I stood aside with my children close and watched as these two dear women embraced. It was a happy day–a going away lunch as one sweet widow packed up her long life to move in with her daughter in another state. Yet, as they bent their white-topped heads together in a final hug, I could feel an urgency here that isn’t necessarily present when younger friends part ways. At their ages, these women seemed to have a sense that they may never see each other again on this side of eternity.
Through tears, the younger of the two smiled: “We’ll meet again in Heaven.” They squeezed each others’ hands knowingly.
Once a week I visit this precious Heaven-dreamer. Eternity feels so near to her that she can spend most of our time together describing to me in detail what it may be like. She devotes hours of her day to dwelling on her eternal future, almost as if she can reach out and touch it.
For her, Heaven is a near reality. It is close, and she is looking forward to experiencing it at last. She lives a full life and serves the Lord in all kinds of ways. But one blessing of old age is her growing connection to the future that she knows is coming. It is the essence of hope, this sure belief in a painless world of sweet reunions and Christ in His full glory. It is what can bring a genuine smile to an aged face. And it is a motivator to run this race well, even through the pains of all kinds, and finish strong. Perhaps there is no greater hope in the Christian faith than the hope of one who recognizes that she is running her final miles toward glory.
The two friends stepped back with smiles and began to gather up their belongings. It was time to go home. I glanced at Chad across the room and saw that his eyes, too, were filled with tears. Goodbyes that are backed by the promise of Heaven are beautiful. Our eyes met for a second and through our tears we smiled a little ruefully. Goodbyes are inevitable. One day even we will part ways, one remaining to finish the race while the other moves into a glorious forever.
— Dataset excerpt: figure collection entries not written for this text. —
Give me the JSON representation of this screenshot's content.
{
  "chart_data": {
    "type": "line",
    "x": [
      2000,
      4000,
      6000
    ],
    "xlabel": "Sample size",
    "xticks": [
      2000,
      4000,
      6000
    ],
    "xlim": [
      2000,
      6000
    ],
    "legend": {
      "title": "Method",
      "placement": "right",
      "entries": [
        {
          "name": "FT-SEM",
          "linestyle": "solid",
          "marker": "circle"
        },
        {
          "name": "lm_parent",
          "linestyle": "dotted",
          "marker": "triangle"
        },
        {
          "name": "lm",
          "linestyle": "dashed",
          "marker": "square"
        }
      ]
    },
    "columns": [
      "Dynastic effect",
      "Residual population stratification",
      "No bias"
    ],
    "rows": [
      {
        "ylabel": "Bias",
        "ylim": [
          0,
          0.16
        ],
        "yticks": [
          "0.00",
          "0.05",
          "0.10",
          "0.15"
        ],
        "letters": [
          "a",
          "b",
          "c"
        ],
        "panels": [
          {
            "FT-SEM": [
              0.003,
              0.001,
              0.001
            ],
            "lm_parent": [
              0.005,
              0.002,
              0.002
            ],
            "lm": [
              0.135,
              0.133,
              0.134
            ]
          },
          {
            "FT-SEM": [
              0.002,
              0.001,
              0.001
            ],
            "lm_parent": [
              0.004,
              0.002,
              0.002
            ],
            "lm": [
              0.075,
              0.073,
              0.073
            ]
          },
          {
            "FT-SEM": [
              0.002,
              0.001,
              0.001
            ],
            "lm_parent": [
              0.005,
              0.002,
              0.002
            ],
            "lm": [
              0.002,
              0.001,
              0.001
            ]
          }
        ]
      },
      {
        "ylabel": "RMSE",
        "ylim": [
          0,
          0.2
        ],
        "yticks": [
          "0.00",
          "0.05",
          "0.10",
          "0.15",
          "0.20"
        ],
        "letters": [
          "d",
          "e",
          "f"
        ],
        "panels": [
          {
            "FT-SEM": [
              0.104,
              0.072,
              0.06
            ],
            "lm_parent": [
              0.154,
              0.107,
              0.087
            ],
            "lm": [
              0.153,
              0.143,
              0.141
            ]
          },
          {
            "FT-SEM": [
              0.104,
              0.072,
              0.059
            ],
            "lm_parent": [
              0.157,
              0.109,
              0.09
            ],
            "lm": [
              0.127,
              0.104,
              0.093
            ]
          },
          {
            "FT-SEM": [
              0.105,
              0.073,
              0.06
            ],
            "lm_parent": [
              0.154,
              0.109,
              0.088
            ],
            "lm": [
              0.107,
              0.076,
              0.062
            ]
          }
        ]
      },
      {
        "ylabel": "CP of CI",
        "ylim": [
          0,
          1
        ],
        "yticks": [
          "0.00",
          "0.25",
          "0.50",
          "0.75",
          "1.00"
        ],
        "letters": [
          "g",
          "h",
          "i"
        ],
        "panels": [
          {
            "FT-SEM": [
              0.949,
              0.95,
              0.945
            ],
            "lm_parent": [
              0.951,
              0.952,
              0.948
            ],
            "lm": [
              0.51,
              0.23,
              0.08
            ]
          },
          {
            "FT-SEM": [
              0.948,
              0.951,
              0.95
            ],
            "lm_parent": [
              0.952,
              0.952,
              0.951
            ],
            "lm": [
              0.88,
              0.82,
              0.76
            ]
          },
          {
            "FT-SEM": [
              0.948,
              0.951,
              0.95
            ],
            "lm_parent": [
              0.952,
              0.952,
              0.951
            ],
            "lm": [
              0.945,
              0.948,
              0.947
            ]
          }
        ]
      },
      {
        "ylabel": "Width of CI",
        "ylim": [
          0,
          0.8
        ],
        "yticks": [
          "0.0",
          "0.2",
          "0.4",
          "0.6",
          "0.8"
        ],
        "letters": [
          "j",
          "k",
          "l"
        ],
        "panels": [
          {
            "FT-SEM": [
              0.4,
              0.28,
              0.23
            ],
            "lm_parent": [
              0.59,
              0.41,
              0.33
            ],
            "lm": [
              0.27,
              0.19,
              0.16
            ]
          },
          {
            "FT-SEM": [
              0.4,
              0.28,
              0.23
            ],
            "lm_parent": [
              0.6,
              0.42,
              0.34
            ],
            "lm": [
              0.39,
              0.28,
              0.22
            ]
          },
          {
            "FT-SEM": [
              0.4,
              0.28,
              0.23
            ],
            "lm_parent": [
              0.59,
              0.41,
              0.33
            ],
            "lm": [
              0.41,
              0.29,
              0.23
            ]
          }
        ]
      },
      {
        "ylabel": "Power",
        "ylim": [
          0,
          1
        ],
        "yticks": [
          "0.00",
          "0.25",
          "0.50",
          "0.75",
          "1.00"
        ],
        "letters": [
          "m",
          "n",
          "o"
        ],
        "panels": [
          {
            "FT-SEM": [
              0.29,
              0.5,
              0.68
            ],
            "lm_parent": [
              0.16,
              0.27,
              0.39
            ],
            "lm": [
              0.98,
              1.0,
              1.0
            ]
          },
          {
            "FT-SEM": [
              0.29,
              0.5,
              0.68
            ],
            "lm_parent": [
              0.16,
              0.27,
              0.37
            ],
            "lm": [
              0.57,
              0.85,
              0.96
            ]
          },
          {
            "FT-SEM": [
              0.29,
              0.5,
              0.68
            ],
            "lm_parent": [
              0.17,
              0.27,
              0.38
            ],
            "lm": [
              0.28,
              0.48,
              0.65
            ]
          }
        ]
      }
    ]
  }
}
The lunch was over. The goodbyes were done. We washed dishes and wiped tables and gathered up our children like one grabs for seashells in the surf. Heaven usually seems like a distant future, but in this moment, standing in the church fellowship hall on an August Sunday, somehow it seemed a little closer. A little clearer. The hope of it. The confidence in whatever God has in store. Maybe this is the beginning of living with true joy, remembering that Heaven is a nearer reality than we think.